The journey that led me to found Boson Protocol has, in many ways, been an entirely natural progression for me.
I started out doing a physics degree at Imperial College. Following that, I ended up at Priority Pass, where, as MD, I scaled the business from $50m to more than $1bn revenue per annum. While I was there, I took a Master’s in digital business, and that – combined with my first degree – made me obsessed with what I call the physics of business: network effects and platform business models.
I used this theory to transform Priority Pass from a business offering plastic and paper reward vouchers to a digital voucher platform providing real-world products and services to thousands of banks and all payment networks, including Mastercard, Visa and Amex. In this same way, I grew the Collinson Travel Experiences group into a $1bn-revenue global digital voucher platform.
At the same time, I was becoming aware of seismic changes that were happening in tech emerging from developments in the decentralised web and the emergence of tokenised models.
This awareness left me increasingly disillusioned with my role as ‘Chief Extractionary Officer’, so to speak. While my efforts were undoubtedly great for the company and its shareholders, I wanted to do something that rewarded everyone with equitable value for their input. My role was to extract more and more from buyers, sellers and even long-term employees, and this did not sit easily with me.
Releasing latent power
My passion for business models took me down a new path, sparked by the whole new set of tools emerging from decentralised and tokenised networks. I thought a lot about tokenised network effects and the latent power that was just waiting to be released.
I saw it a bit like Meccano releasing a nuclear fusion kit, which fascinated me. I could see the potential for creating business models and indeed businesses that avoided the extraction imperative. That is: these businesses have a fiduciary responsibility to their shareholders to maximise profit, so this is what they do.
This is the point at which I embarked on a second Master’s, this time in blockchain technology with a focus on token-powered network effects business models.

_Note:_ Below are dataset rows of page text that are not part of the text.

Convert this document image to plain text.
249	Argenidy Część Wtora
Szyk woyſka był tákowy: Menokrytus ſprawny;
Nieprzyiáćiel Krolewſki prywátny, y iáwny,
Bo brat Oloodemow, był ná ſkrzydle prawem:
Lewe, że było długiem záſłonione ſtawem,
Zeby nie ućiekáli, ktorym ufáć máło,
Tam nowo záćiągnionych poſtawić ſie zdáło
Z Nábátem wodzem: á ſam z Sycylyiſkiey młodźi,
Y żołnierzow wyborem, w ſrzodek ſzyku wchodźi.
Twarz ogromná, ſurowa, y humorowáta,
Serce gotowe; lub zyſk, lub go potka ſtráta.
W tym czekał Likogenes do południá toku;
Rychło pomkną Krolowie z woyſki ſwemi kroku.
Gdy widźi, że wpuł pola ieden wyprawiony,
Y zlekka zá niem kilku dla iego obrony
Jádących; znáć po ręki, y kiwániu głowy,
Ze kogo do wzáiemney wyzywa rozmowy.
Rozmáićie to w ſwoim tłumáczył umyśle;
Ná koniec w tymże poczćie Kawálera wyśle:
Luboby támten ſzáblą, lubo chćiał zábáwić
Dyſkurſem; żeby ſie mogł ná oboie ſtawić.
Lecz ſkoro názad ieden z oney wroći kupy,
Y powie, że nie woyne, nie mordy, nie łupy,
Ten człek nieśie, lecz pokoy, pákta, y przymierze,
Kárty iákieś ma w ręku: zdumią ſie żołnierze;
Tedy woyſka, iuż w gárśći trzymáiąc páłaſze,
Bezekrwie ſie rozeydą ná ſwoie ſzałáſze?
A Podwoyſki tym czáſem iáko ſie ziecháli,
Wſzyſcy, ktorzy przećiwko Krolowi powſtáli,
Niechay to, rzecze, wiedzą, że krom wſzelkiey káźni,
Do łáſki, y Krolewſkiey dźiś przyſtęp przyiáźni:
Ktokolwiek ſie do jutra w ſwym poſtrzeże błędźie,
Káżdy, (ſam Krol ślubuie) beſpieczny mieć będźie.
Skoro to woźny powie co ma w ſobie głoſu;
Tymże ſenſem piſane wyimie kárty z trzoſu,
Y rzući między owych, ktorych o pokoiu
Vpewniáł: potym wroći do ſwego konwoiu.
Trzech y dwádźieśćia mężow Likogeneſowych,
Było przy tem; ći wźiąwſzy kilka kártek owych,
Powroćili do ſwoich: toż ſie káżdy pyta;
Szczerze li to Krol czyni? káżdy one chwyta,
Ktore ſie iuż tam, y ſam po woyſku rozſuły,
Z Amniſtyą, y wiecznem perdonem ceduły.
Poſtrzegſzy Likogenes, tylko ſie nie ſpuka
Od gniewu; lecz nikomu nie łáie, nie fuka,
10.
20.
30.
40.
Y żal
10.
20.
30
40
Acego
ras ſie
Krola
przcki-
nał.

It was also around this time that my daughter was born, which meant that I was now thinking more and more about the type of world I wanted to see evolve, and what my place in it should be. I wanted to use these learnings to build a business where fairness and equitability were baked in, where the “Don’t be evil” mantra would become “Can’t be evil”.
Given my background at Priority Pass, it was a natural progression to first look at how to extend real world services and products into blockchain-based vouchers rather than simply digital vouchers.
The major problem that I discovered – and this is something that was an issue for all the existing solutions – was that although you could eliminate intermediaries, you still needed human arbitration in case something went wrong and either buyer or seller was unhappy with the transaction.
So I put my physics hat on and asked myself if human intervention was impossible to remove- in which case all commerce would always need to be managed, or if it was possible to automate away. I came up with a game theoretical approach which would solve the problem. The theory has since been audited and extended by Dr Akaki Mamageishvili – one of the world’s top algorithmic game theorists, who is now developing this sequential game as a live economic experiment.
Boson automates digital to physical redemptions by tokenising commitments to trade real world things as non-fungible tokens (NFTs), which are governed by this novel sequential game. The result is the elimination of centralised intermediaries and the minimisation of arbitration, cost and friction.
But the most important thing as far as I am concerned is the idea that Boson Protocol will ultimately be run for the community, for the benefit of the community. Boson Protocol’s vision is to enable a decentralised commerce ecosystem by funding and enabling the development of a stack of specialised applications to disrupt, de-monopolise and democratise commerce, evolving into a fully capture-resistant dCommerce DAO.
Unbundle and de-monopolise
Following the principles of a Web3 Sustainability Model6, the dCommerce DAO will be a community-governed DAO for funding the growth of the dCommerce ecosystem. We do not want to replace one monopolistic system with another, but rather to unbundle and de-monopolise a system which currently works in a way that is unfair to participants.
To begin with, we have a list of priorities which we are working through in order to showcase the possibilities of Boson Protocol and to kickstart the dCommerce ecosystem. For example, initially we are working within the NFT art space where we are enabling physical twins of NFT art to be bought and redeemed via our trust-minimised redemption system.
Imagine buying a piece of digital art and also owning its real-world twin. We are then moving on to games, where you will be able to buy an in-game item which can also be a physical product.
We are also building a crypto-native rewards program which plugs directly into DeFi protocols and crypto exchanges, allowing users to redeem real-world rewards in a crypto-native way. But less important than the individual applications that we are building is the overall message that we really need Boson Protocol to exist in order to unbundle the e-commerce stack and challenge the current system.
As I always stress, commerce is a human endeavour that should not have its value captured by the few. This is the driving principle that keeps me awake at night – and this is why I think the world needs Boson Protocol.